According to the present invention, a hot rolled steel sheet with excellent sheet forgeability maintaining a good hole expandability, which is a basic feature as a high burring steel, can be provided.
The present inventors conducted intensive studies in order to solve the above problem and obtained the following findings.
(a) Equivalent Plastic Strain
The sheet metal forging includes a strain range exceeding a rupture strain in a conventional tensile test (high strain range). Since the sheet metal forging is a composite working, it cannot be evaluated simply based on tensile test and shear test data. Accordingly, the present inventors established a new way of evaluation by introducing an “equivalent plastic strain” as an indicator.
The present inventors have found that the equivalent plastic strain can be used as an indicator to mixedly evaluate a tensile stress and a tensile strain at the time of rupture when a tensile test is conducted and a shearing stress and a shearing strain at the time of rupture when a shear test is conducted.
The equivalent plastic strain is converted using a relation between a shearing stress σs and a shear plastic strain εsp in a simple shear test into a relation between a tensile stress σ and a tensile strain ε in a uniaxial tensile test, which is different in deformation mode. Assuming an isotropic hardening rule and a plastic work conjugate relationship, a constant, conversion factor (κ) can be used to make a conversion as in the formula below. The conversion factor (κ) is calculated according to a method described later, and then an equivalent plastic strain is derived.
uniaxial tensile test tensile stress σ=simple shear test shearing stress σs×κ
uniaxial tensile test tensile strain ε=simple shear test shear plastic strain εsp/κ
(b) Multi-Stage Shear Test
To determine the equivalent plastic strain, it is necessary to obtain a relation between a tensile stress and a tensile strain in a tensile test and a relation between a shearing stress and a shear strain in a shear test. However, the sheet metal forging includes deformation in a high strain range. Accordingly, when test is performed at one time in a commonly used shear test device, cracks may propagate in a specimen from a portion where the specimen is held. As a result, a test of deformation may not often be completed up to the high strain range. Therefore, there is a need for a method for reproducing a working, such as sheet metal forging, in which thinning (thickness reduction and necking) of steel sheet does not occur.
The present inventors have then chosen to divide a shear test into multiple stages, machine an initiation point of a crack in a specimen generated in a portion where the specimen is held in order to prevent the crack from propagating in the specimen after the shear test of each stage, and evaluate a test result obtained by serially connecting the shear test results. Employing the test method, it is possible to obtain the shear test results up to the high strain range and to determine a relation between a shearing stress and a shearing strain up to the high strain range.

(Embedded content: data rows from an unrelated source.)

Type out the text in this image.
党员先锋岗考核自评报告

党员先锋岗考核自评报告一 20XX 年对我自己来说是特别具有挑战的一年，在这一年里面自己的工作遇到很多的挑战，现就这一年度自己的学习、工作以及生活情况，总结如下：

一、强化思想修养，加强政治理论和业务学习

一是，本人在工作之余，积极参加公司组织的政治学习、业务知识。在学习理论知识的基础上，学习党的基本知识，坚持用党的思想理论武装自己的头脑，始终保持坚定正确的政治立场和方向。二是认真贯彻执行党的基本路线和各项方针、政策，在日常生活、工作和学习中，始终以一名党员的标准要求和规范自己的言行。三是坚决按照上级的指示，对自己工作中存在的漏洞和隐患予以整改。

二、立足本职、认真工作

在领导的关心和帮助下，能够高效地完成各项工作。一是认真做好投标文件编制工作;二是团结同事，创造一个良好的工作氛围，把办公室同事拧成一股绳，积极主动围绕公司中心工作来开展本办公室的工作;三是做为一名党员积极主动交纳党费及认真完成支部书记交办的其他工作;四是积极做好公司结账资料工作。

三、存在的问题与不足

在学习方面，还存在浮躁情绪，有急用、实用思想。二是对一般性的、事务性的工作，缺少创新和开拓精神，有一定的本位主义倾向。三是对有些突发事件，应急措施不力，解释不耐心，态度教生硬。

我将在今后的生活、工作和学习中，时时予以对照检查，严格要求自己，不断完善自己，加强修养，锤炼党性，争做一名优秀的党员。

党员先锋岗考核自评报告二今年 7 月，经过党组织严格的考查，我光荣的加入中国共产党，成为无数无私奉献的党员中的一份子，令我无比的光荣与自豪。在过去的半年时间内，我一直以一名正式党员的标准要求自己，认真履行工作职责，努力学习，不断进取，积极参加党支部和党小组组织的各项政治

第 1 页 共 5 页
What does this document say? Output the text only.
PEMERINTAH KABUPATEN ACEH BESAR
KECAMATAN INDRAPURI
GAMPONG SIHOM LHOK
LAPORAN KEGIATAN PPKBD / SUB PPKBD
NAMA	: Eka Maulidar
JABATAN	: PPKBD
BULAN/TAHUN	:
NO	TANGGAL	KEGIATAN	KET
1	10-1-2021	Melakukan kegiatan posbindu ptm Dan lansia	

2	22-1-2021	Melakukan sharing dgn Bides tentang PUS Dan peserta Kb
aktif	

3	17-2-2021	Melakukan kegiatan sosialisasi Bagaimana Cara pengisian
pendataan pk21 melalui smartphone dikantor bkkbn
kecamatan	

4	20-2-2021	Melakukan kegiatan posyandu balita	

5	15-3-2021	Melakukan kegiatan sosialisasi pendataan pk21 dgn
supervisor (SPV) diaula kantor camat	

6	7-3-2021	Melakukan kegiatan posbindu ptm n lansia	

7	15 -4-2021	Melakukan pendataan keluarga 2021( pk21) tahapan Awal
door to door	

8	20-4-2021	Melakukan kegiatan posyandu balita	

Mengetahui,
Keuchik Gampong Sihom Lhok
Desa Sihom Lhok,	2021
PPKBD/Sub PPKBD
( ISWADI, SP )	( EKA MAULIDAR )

On the other hand, a conventional tensile test method can be applied to the tensile stress and the tensile strain. For example, a JIS No. 5 specimen based on JIS Z 2241 (2011) can be used.

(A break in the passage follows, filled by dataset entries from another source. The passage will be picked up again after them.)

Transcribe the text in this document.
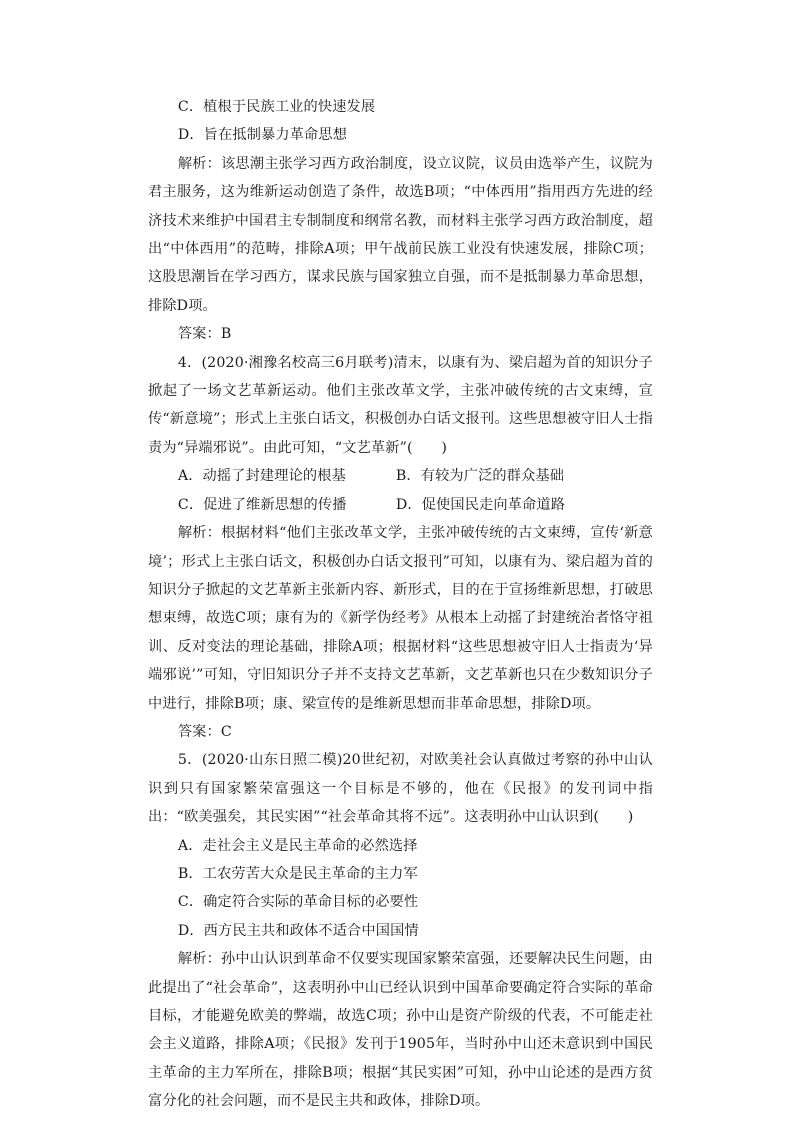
C．植根于民族工业的快速发展

D．旨在抵制暴力革命思想

解析：该思潮主张学习西方政治制度，设立议院，议员由选举产生，议院为君主服务，这为维新运动创造了条件，故选B项；“中体西用”指用西方先进的经济技术来维护中国君主专制制度和纲常名教，而材料主张学习西方政治制度，超出“中体西用”的范畴，排除A项；甲午战前民族工业没有快速发展，排除C项；这股思潮旨在学习西方，谋求民族与国家独立自强，而不是抵制暴力革命思想，排除D项。

答案：B

4．(2020·湘豫名校高三6月联考)清末，以康有为、梁启超为首的知识分子掀起了一场文艺革新运动。他们主张改革文学，主张冲破传统的古文束缚，宣传“新意境”；形式上主张白话文，积极创办白话文报刊。这些思想被守旧人士指责为“异端邪说”。由此可知，“文艺革新”(　　)

A．动摇了封建理论的根基	B．有较为广泛的群众基础
C．促进了维新思想的传播	D．促使国民走向革命道路

解析：根据材料“他们主张改革文学，主张冲破传统的古文束缚，宣传‘新意境’；形式上主张白话文，积极创办白话文报刊”可知，以康有为、梁启超为首的知识分子掀起的文艺革新主张新内容、新形式，目的在于宣扬维新思想，打破思想束缚，故选C项；康有为的《新学伪经考》从根本上动摇了封建统治者恪守祖训、反对变法的理论基础，排除A项；根据材料“这些思想被守旧人士指责为‘异端邪说’”可知，守旧知识分子并不支持文艺革新，文艺革新也只在少数知识分子中进行，排除B项；康、梁宣传的是维新思想而非革命思想，排除D项。

答案：C

5．(2020·山东日照二模)20世纪初，对欧美社会认真做过考察的孙中山认识到只有国家繁荣富强这一个目标是不够的，他在《民报》的发刊词中指出：“欧美强矣，其民实困”“社会革命其将不远”。这表明孙中山认识到(　　)

A．走社会主义是民主革命的必然选择

B．工农劳苦大众是民主革命的主力军

C．确定符合实际的革命目标的必要性

D．西方民主共和政体不适合中国国情

解析：孙中山认识到革命不仅要实现国家繁荣富强，还要解决民生问题，由此提出了“社会革命”，这表明孙中山已经认识到中国革命要确定符合实际的革命目标，才能避免欧美的弊端，故选C项；孙中山是资产阶级的代表，不可能走社会主义道路，排除A项；《民报》发刊于1905年，当时孙中山还未意识到中国民主革命的主力军所在，排除B项；根据“其民实困”可知，孙中山论述的是西方贫富分化的社会问题，而不是民主共和政体，排除D项。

(c) Mechanism of Crack Generation
By employing the above-described multi-stage shear test, the evaluation method with an equivalent plastic strain, and micro-structure observations of steel sheet before and after sheet metal forging, the present inventors obtained the following findings about the mechanism of crack generation.
To attain excellent hole expandability, a microstructure made, as a primary phase, of ferrite that is precipitation strengthened with fine precipitates such as Ti and Nb (precipitation strengthened ferrite) is used for a high burring steel. On the other hand, in the case in which Ti is added, coarse TiN may be precipitated (hereafter, such precipitated TiN is also referred to simply as “TiN”) unless any special production method is used. This is because TiN is a highly thermally-stable compound from a thermodynamic point of view and may preferentially be crystalized or precipitated with respect to other compounds when being cast during a steel sheet production process, when heated in hot rolling, or under a high temperature condition as with the beginning of rough rolling.
TiN is hard enough to be used for cutting tools, machine parts, press tooling for plastic molding, sporting goods, coating applications for ornaments, and the like. It is known that the hardness of TiN is on the order of Hv2000 to 2300, which demonstrates that TiN is a very hard precipitate. Accordingly, under deformation in a high strain range as in the case of sheet metal forging, a void is likely to be generated at an interface between a parent phase structure and TiN due to a difference in deformability with the parent phase structure.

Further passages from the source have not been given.